AW: Öldrucklampe brennt öfters nach ausschalten der Zündung
Ich werde wohl auch 1/2l nachfüllen und dann sollte wieder Ruhe sein. Aber es ist schon sonderbar, dass ein modernes, neues Auto soviel Öl verbraucht, dass man zwischen den Ölwechselintervallen nachfüllen muss. Ich kann mich gar nicht erinnern, wann ich jemals in ein Auto Öl nachgefüllt hätte.

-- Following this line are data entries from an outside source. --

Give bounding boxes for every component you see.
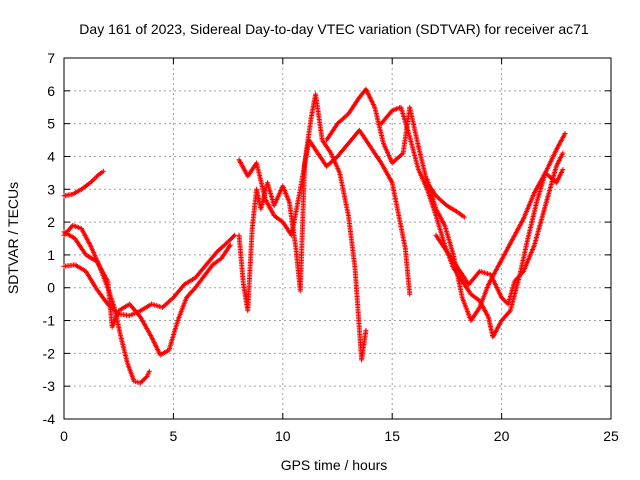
series-markers <box>378 104 568 340</box>
series-e <box>236 91 369 363</box>
x-tick-label: 5 <box>170 428 178 444</box>
series-markers <box>61 229 233 358</box>
y-tick-label: -4 <box>43 411 56 427</box>
series-h <box>378 104 568 340</box>
y-tick-label: 3 <box>47 181 55 197</box>
series-f <box>236 127 413 297</box>
series-j <box>433 150 566 307</box>
series-i <box>424 167 566 324</box>
series-markers <box>433 150 566 307</box>
x-tick-label: 10 <box>275 428 291 444</box>
series-markers <box>424 167 566 324</box>
y-tick-label: 7 <box>47 50 55 66</box>
x-tick-label: 0 <box>60 428 68 444</box>
x-axis-label: GPS time / hours <box>281 457 388 473</box>
series-markers <box>61 168 106 199</box>
y-tick-label: 2 <box>47 214 55 230</box>
data-points <box>61 86 568 386</box>
y-tick-label: 1 <box>47 247 55 263</box>
x-tick-label: 15 <box>384 428 400 444</box>
series-markers <box>236 127 413 297</box>
x-tick-label: 25 <box>603 428 619 444</box>
axis-ticks: -4 -3 -2 -1 0 1 2 3 4 5 6 7 0 5 10 15 20 25 <box>43 50 619 444</box>
chart-title: Day 161 of 2023, Sidereal Day-to-day VTE… <box>79 21 589 37</box>
y-axis-label: SDTVAR / TECUs <box>5 182 21 294</box>
grid <box>64 58 611 419</box>
y-tick-label: 5 <box>47 116 55 132</box>
y-tick-label: -2 <box>43 345 56 361</box>
y-tick-label: 6 <box>47 83 55 99</box>
x-tick-label: 20 <box>494 428 510 444</box>
y-tick-label: -3 <box>43 378 56 394</box>
plot-frame <box>63 57 612 420</box>
series-a <box>61 168 106 199</box>
series-markers <box>236 91 369 363</box>
series-d <box>61 229 233 358</box>
y-tick-label: 0 <box>47 280 55 296</box>
y-tick-label: 4 <box>47 148 55 164</box>
y-tick-label: -1 <box>43 313 56 329</box>
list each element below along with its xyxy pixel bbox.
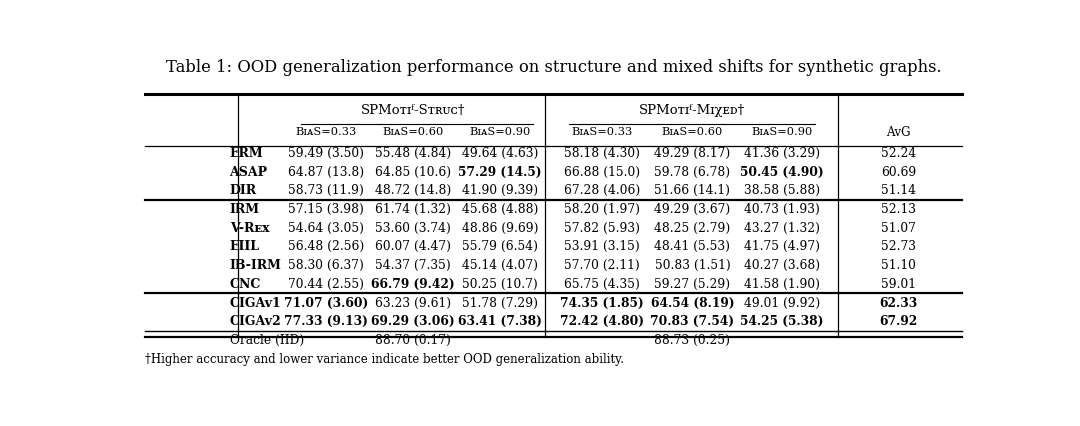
Text: 67.92: 67.92: [879, 315, 918, 328]
Text: 59.78 (6.78): 59.78 (6.78): [654, 166, 730, 178]
Text: 58.73 (11.9): 58.73 (11.9): [288, 184, 364, 197]
Text: 63.23 (9.61): 63.23 (9.61): [375, 296, 451, 310]
Text: 49.64 (4.63): 49.64 (4.63): [462, 147, 538, 160]
Text: CIGAv2: CIGAv2: [230, 315, 281, 328]
Text: 50.83 (1.51): 50.83 (1.51): [654, 259, 730, 272]
Text: 64.87 (13.8): 64.87 (13.8): [287, 166, 364, 178]
Text: 66.79 (9.42): 66.79 (9.42): [372, 278, 455, 291]
Text: 63.41 (7.38): 63.41 (7.38): [458, 315, 542, 328]
Text: 49.29 (3.67): 49.29 (3.67): [654, 203, 730, 216]
Text: 40.27 (3.68): 40.27 (3.68): [744, 259, 820, 272]
Text: 69.29 (3.06): 69.29 (3.06): [372, 315, 455, 328]
Text: 59.27 (5.29): 59.27 (5.29): [654, 278, 730, 291]
Text: 72.42 (4.80): 72.42 (4.80): [561, 315, 644, 328]
Text: ERM: ERM: [230, 147, 264, 160]
Text: 45.68 (4.88): 45.68 (4.88): [462, 203, 538, 216]
Text: 70.83 (7.54): 70.83 (7.54): [650, 315, 734, 328]
Text: 52.24: 52.24: [880, 147, 916, 160]
Text: Table 1: OOD generalization performance on structure and mixed shifts for synthe: Table 1: OOD generalization performance …: [165, 59, 942, 76]
Text: IRM: IRM: [230, 203, 259, 216]
Text: 54.25 (5.38): 54.25 (5.38): [740, 315, 824, 328]
Text: 52.73: 52.73: [881, 240, 916, 253]
Text: ASAP: ASAP: [230, 166, 268, 178]
Text: EIIL: EIIL: [230, 240, 259, 253]
Text: 57.15 (3.98): 57.15 (3.98): [288, 203, 364, 216]
Text: IB-IRM: IB-IRM: [230, 259, 282, 272]
Text: 88.70 (0.17): 88.70 (0.17): [375, 334, 450, 347]
Text: 88.73 (0.25): 88.73 (0.25): [654, 334, 730, 347]
Text: 50.45 (4.90): 50.45 (4.90): [740, 166, 824, 178]
Text: 48.86 (9.69): 48.86 (9.69): [461, 222, 538, 235]
Text: 58.18 (4.30): 58.18 (4.30): [564, 147, 640, 160]
Text: BɪᴀS=0.60: BɪᴀS=0.60: [382, 127, 444, 138]
Text: 66.88 (15.0): 66.88 (15.0): [564, 166, 640, 178]
Text: 62.33: 62.33: [879, 296, 918, 310]
Text: 58.20 (1.97): 58.20 (1.97): [564, 203, 640, 216]
Text: CNC: CNC: [230, 278, 261, 291]
Text: 57.82 (5.93): 57.82 (5.93): [564, 222, 640, 235]
Text: 48.25 (2.79): 48.25 (2.79): [654, 222, 730, 235]
Text: 54.64 (3.05): 54.64 (3.05): [288, 222, 364, 235]
Text: 41.75 (4.97): 41.75 (4.97): [744, 240, 820, 253]
Text: 53.60 (3.74): 53.60 (3.74): [375, 222, 450, 235]
Text: 59.49 (3.50): 59.49 (3.50): [288, 147, 364, 160]
Text: V-Rᴇx: V-Rᴇx: [230, 222, 269, 235]
Text: BɪᴀS=0.60: BɪᴀS=0.60: [662, 127, 724, 138]
Text: 70.44 (2.55): 70.44 (2.55): [288, 278, 364, 291]
Text: 50.25 (10.7): 50.25 (10.7): [462, 278, 538, 291]
Text: 45.14 (4.07): 45.14 (4.07): [462, 259, 538, 272]
Text: 51.07: 51.07: [881, 222, 916, 235]
Text: 49.29 (8.17): 49.29 (8.17): [654, 147, 730, 160]
Text: 56.48 (2.56): 56.48 (2.56): [287, 240, 364, 253]
Text: 38.58 (5.88): 38.58 (5.88): [744, 184, 820, 197]
Text: 41.36 (3.29): 41.36 (3.29): [744, 147, 820, 160]
Text: 51.14: 51.14: [881, 184, 916, 197]
Text: BɪᴀS=0.33: BɪᴀS=0.33: [295, 127, 356, 138]
Text: BɪᴀS=0.90: BɪᴀS=0.90: [470, 127, 530, 138]
Text: 40.73 (1.93): 40.73 (1.93): [744, 203, 820, 216]
Text: 77.33 (9.13): 77.33 (9.13): [284, 315, 368, 328]
Text: 49.01 (9.92): 49.01 (9.92): [744, 296, 820, 310]
Text: 74.35 (1.85): 74.35 (1.85): [561, 296, 644, 310]
Text: 65.75 (4.35): 65.75 (4.35): [564, 278, 640, 291]
Text: 64.54 (8.19): 64.54 (8.19): [650, 296, 734, 310]
Text: 51.10: 51.10: [881, 259, 916, 272]
Text: 51.78 (7.29): 51.78 (7.29): [462, 296, 538, 310]
Text: 60.07 (4.47): 60.07 (4.47): [375, 240, 450, 253]
Text: 54.37 (7.35): 54.37 (7.35): [375, 259, 450, 272]
Text: 52.13: 52.13: [881, 203, 916, 216]
Text: 48.41 (5.53): 48.41 (5.53): [654, 240, 730, 253]
Text: 61.74 (1.32): 61.74 (1.32): [375, 203, 450, 216]
Text: 41.90 (9.39): 41.90 (9.39): [462, 184, 538, 197]
Text: 59.01: 59.01: [881, 278, 916, 291]
Text: 57.70 (2.11): 57.70 (2.11): [564, 259, 640, 272]
Text: 60.69: 60.69: [880, 166, 916, 178]
Text: BɪᴀS=0.90: BɪᴀS=0.90: [752, 127, 812, 138]
Text: SPMᴏᴛɪᶠ-Mɪχᴇᴅ†: SPMᴏᴛɪᶠ-Mɪχᴇᴅ†: [639, 104, 745, 117]
Text: 51.66 (14.1): 51.66 (14.1): [654, 184, 730, 197]
Text: 55.48 (4.84): 55.48 (4.84): [375, 147, 451, 160]
Text: 55.79 (6.54): 55.79 (6.54): [462, 240, 538, 253]
Text: 64.85 (10.6): 64.85 (10.6): [375, 166, 451, 178]
Text: 43.27 (1.32): 43.27 (1.32): [744, 222, 820, 235]
Text: 53.91 (3.15): 53.91 (3.15): [564, 240, 640, 253]
Text: 41.58 (1.90): 41.58 (1.90): [744, 278, 820, 291]
Text: 67.28 (4.06): 67.28 (4.06): [564, 184, 640, 197]
Text: Oracle (IID): Oracle (IID): [230, 334, 303, 347]
Text: CIGAv1: CIGAv1: [230, 296, 281, 310]
Text: 58.30 (6.37): 58.30 (6.37): [288, 259, 364, 272]
Text: BɪᴀS=0.33: BɪᴀS=0.33: [571, 127, 633, 138]
Text: SPMᴏᴛɪᶠ-Sᴛʀᴜᴄ†: SPMᴏᴛɪᶠ-Sᴛʀᴜᴄ†: [361, 104, 465, 117]
Text: 57.29 (14.5): 57.29 (14.5): [458, 166, 542, 178]
Text: †Higher accuracy and lower variance indicate better OOD generalization ability.: †Higher accuracy and lower variance indi…: [145, 353, 624, 366]
Text: 48.72 (14.8): 48.72 (14.8): [375, 184, 451, 197]
Text: 71.07 (3.60): 71.07 (3.60): [284, 296, 368, 310]
Text: DIR: DIR: [230, 184, 257, 197]
Text: AᴠG: AᴠG: [886, 126, 910, 139]
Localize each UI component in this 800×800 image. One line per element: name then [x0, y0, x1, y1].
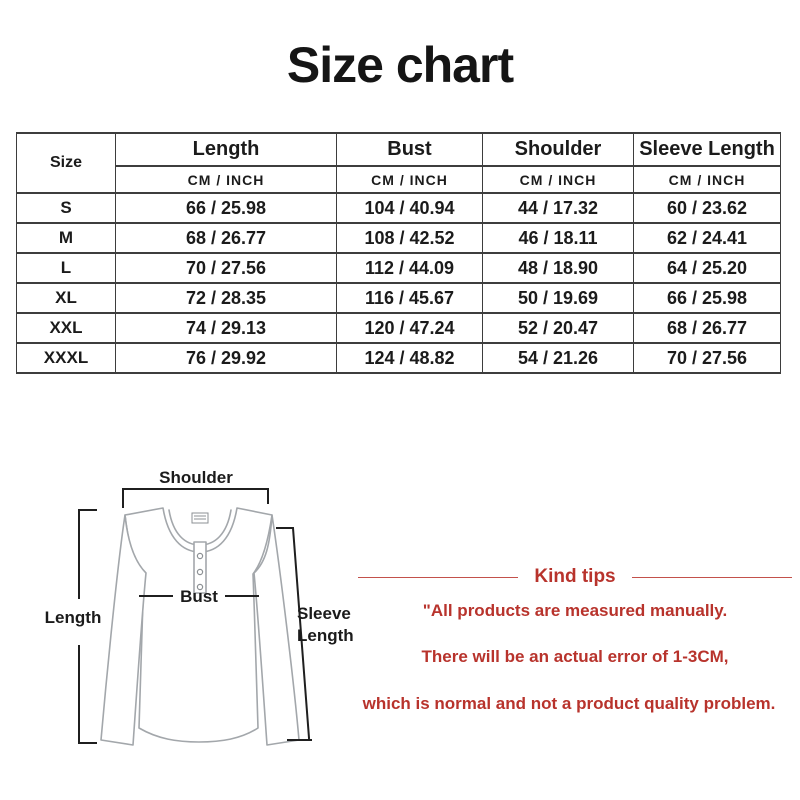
table-row-xxl: XXL 74 / 29.13 120 / 47.24 52 / 20.47 68…	[16, 312, 781, 344]
placket-button	[196, 583, 204, 591]
table-unit-row: CM / INCH CM / INCH CM / INCH CM / INCH	[17, 165, 781, 194]
unit-label: CM / INCH	[336, 165, 483, 194]
shirt-left-sleeve	[100, 514, 147, 746]
cell-length: 74 / 29.13	[115, 312, 337, 344]
cell-length: 66 / 25.98	[115, 192, 337, 224]
cell-length: 72 / 28.35	[115, 282, 337, 314]
cell-size: M	[16, 222, 116, 254]
cell-size: XL	[16, 282, 116, 314]
kind-tips-heading: Kind tips	[534, 566, 616, 587]
col-header-shoulder: Shoulder	[482, 132, 634, 167]
size-table-container: Size Length Bust Shoulder Sleeve Length …	[16, 132, 781, 374]
shirt-diagram-svg: Shoulder Length Bust Sleeve Length	[45, 468, 354, 746]
cell-shoulder: 48 / 18.90	[482, 252, 634, 284]
shoulder-measure-line	[122, 488, 269, 508]
cell-bust: 124 / 48.82	[336, 342, 483, 374]
cell-bust: 120 / 47.24	[336, 312, 483, 344]
col-header-sleeve-length: Sleeve Length	[633, 132, 781, 167]
tips-line-3: which is normal and not a product qualit…	[362, 694, 776, 713]
sleeve-length-label-line2: Length	[297, 626, 354, 645]
kind-tips-section: Kind tips "All products are measured man…	[358, 566, 792, 714]
bust-label: Bust	[180, 587, 218, 606]
length-label: Length	[45, 608, 102, 627]
cell-sleeve-length: 70 / 27.56	[633, 342, 781, 374]
table-row-l: L 70 / 27.56 112 / 44.09 48 / 18.90 64 /…	[16, 252, 781, 284]
table-row-s: S 66 / 25.98 104 / 40.94 44 / 17.32 60 /…	[16, 192, 781, 224]
unit-label: CM / INCH	[633, 165, 781, 194]
page-title: Size chart	[286, 37, 514, 93]
shirt-placket	[193, 541, 207, 594]
kind-tips-heading-row: Kind tips	[358, 566, 792, 588]
table-row-xxxl: XXXL 76 / 29.92 124 / 48.82 54 / 21.26 7…	[16, 342, 781, 374]
cell-length: 70 / 27.56	[115, 252, 337, 284]
col-header-length: Length	[115, 132, 337, 167]
col-header-bust: Bust	[336, 132, 483, 167]
tips-rule-left	[358, 576, 519, 578]
cell-sleeve-length: 68 / 26.77	[633, 312, 781, 344]
sleeve-length-label-line1: Sleeve	[297, 604, 351, 623]
sleeve-measure-line	[276, 527, 312, 741]
cell-sleeve-length: 60 / 23.62	[633, 192, 781, 224]
cell-length: 76 / 29.92	[115, 342, 337, 374]
placket-button	[196, 568, 204, 576]
cell-size: XXXL	[16, 342, 116, 374]
garment-measurement-diagram: Shoulder Length Bust Sleeve Length	[30, 438, 390, 783]
shirt-neck-label	[191, 512, 209, 524]
placket-button	[196, 552, 204, 560]
cell-bust: 116 / 45.67	[336, 282, 483, 314]
tips-line-1: "All products are measured manually.	[422, 601, 728, 620]
cell-sleeve-length: 62 / 24.41	[633, 222, 781, 254]
cell-bust: 112 / 44.09	[336, 252, 483, 284]
cell-shoulder: 54 / 21.26	[482, 342, 634, 374]
tips-line-2: There will be an actual error of 1-3CM,	[421, 647, 729, 666]
cell-bust: 108 / 42.52	[336, 222, 483, 254]
cell-shoulder: 44 / 17.32	[482, 192, 634, 224]
cell-shoulder: 50 / 19.69	[482, 282, 634, 314]
tips-rule-right	[631, 576, 792, 578]
cell-sleeve-length: 66 / 25.98	[633, 282, 781, 314]
unit-label: CM / INCH	[115, 165, 337, 194]
cell-shoulder: 52 / 20.47	[482, 312, 634, 344]
cell-size: XXL	[16, 312, 116, 344]
cell-size: L	[16, 252, 116, 284]
shoulder-label: Shoulder	[159, 468, 233, 487]
size-table: Size Length Bust Shoulder Sleeve Length …	[16, 132, 781, 374]
unit-label: CM / INCH	[482, 165, 634, 194]
cell-shoulder: 46 / 18.11	[482, 222, 634, 254]
cell-bust: 104 / 40.94	[336, 192, 483, 224]
cell-sleeve-length: 64 / 25.20	[633, 252, 781, 284]
table-header-row: Size Length Bust Shoulder Sleeve Length	[16, 132, 781, 194]
table-row-m: M 68 / 26.77 108 / 42.52 46 / 18.11 62 /…	[16, 222, 781, 254]
cell-size: S	[16, 192, 116, 224]
length-measure-line	[78, 509, 97, 744]
col-header-size: Size	[16, 132, 116, 194]
shirt-right-sleeve	[253, 514, 300, 746]
cell-length: 68 / 26.77	[115, 222, 337, 254]
table-row-xl: XL 72 / 28.35 116 / 45.67 50 / 19.69 66 …	[16, 282, 781, 314]
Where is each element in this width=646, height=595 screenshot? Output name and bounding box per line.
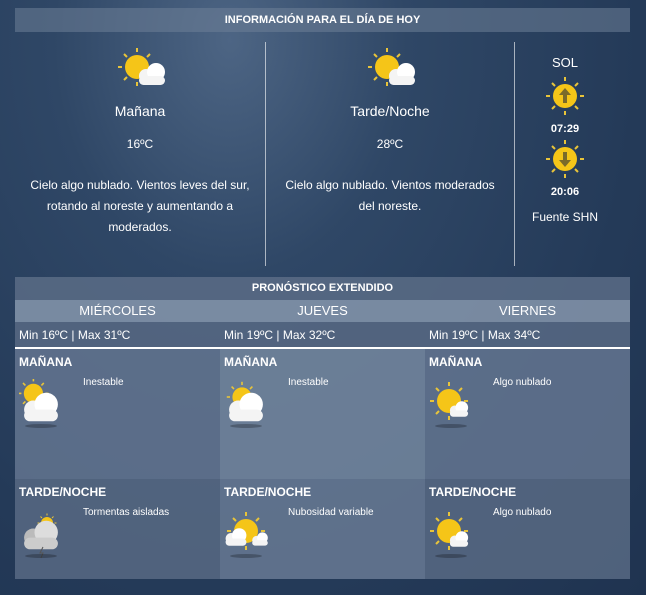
- extended-forecast: PRONÓSTICO EXTENDIDO MIÉRCOLES Min 16ºC …: [15, 277, 630, 580]
- day-column: MIÉRCOLES Min 16ºC | Max 31ºC MAÑANA Ines…: [15, 300, 220, 580]
- slot-desc: Inestable: [288, 377, 329, 388]
- slot-label: MAÑANA: [19, 355, 73, 369]
- partly-cloudy-icon: [429, 381, 469, 428]
- slot-label: MAÑANA: [429, 355, 483, 369]
- slot-label: TARDE/NOCHE: [429, 485, 517, 499]
- slot-desc: Algo nublado: [493, 377, 552, 388]
- sunrise-icon: [545, 76, 585, 116]
- today-evening: Tarde/Noche 28ºC Cielo algo nublado. Vie…: [266, 40, 514, 217]
- day-minmax: Min 19ºC | Max 32ºC: [220, 322, 425, 349]
- period-temp: 16ºC: [126, 137, 154, 151]
- period-label: Mañana: [114, 103, 166, 119]
- sunset-icon: [545, 139, 585, 179]
- cloudy-sun-icon: [19, 379, 58, 428]
- period-desc: Cielo algo nublado. Vientos moderados de…: [285, 178, 495, 213]
- slot-label: MAÑANA: [224, 355, 278, 369]
- slot-desc: Inestable: [83, 377, 124, 388]
- day-name: VIERNES: [425, 300, 630, 322]
- sunrise-time: 07:29: [550, 123, 580, 135]
- today-title: INFORMACIÓN PARA EL DÍA DE HOY: [15, 8, 630, 32]
- cloudy-sun-icon: [226, 380, 263, 428]
- storm-icon: [24, 513, 58, 559]
- day-column: JUEVES Min 19ºC | Max 32ºC MAÑANA Inestab…: [220, 300, 425, 580]
- partly-cloudy-icon: [429, 511, 469, 558]
- day-name: JUEVES: [220, 300, 425, 322]
- slot-desc: Tormentas aisladas: [83, 507, 170, 518]
- slot-desc: Nubosidad variable: [288, 507, 374, 518]
- period-label: Tarde/Noche: [350, 103, 430, 119]
- slot-desc: Algo nublado: [493, 507, 552, 518]
- sun-panel: SOL 07:29 20:06 Fuente SHN: [515, 55, 615, 224]
- day-name: MIÉRCOLES: [15, 300, 220, 322]
- today-morning: Mañana 16ºC Cielo algo nublado. Vientos …: [15, 40, 265, 238]
- day-minmax: Min 16ºC | Max 31ºC: [15, 322, 220, 349]
- divider: [265, 42, 266, 266]
- sunset-time: 20:06: [550, 186, 580, 198]
- slot-label: TARDE/NOCHE: [224, 485, 312, 499]
- extended-title: PRONÓSTICO EXTENDIDO: [15, 277, 630, 300]
- period-temp: 28ºC: [376, 137, 404, 151]
- sun-title: SOL: [551, 55, 578, 70]
- partly-cloudy-icon: [117, 47, 165, 87]
- divider: [514, 42, 515, 266]
- source: Fuente SHN: [531, 210, 599, 224]
- period-desc: Cielo algo nublado. Vientos leves del su…: [30, 178, 250, 234]
- slot-label: TARDE/NOCHE: [19, 485, 107, 499]
- partly-cloudy-icon: [367, 47, 415, 87]
- day-minmax: Min 19ºC | Max 34ºC: [425, 322, 630, 349]
- variable-clouds-icon: [225, 511, 268, 558]
- day-column: VIERNES Min 19ºC | Max 34ºC MAÑANA Algo n…: [425, 300, 630, 580]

Es ist ein physikalisches Grundgesetz, dass Öl in einem Verbrennungsmotor verbrannt wird.
Die Kolbenringe sind nicht als "100%-Abstreifer" der Laufbuchsen zu verstehen, denn sie sollen keinen metallischen Kontakt mit der Zylinderwand haben.
Sie sollen grundsätzlich auf einer Ölschicht gleiten. Und das bedeutet, dass sich oberhalb der Kolben grundsätzlich Öl befindet. Und die Verbrennungstemperatur liegt grundsätzlich oberhalb der Verdampfungstemperatur des Öls. Und klar, dass immer ein bisschen was an Öl mitverbrannt wird.
Im Kurzstreckenbetrieb macht sich das jedoch weniger bemerkbar, denn beim Kaltstart kondensiert der Sprit an der Zylinderwand, der dan mit in das Öl gewaschen wird.
Je mehr Zylinder ein Motor hat und je höher er gedreht wird, desto mehr Öl braucht dieser Motor auch.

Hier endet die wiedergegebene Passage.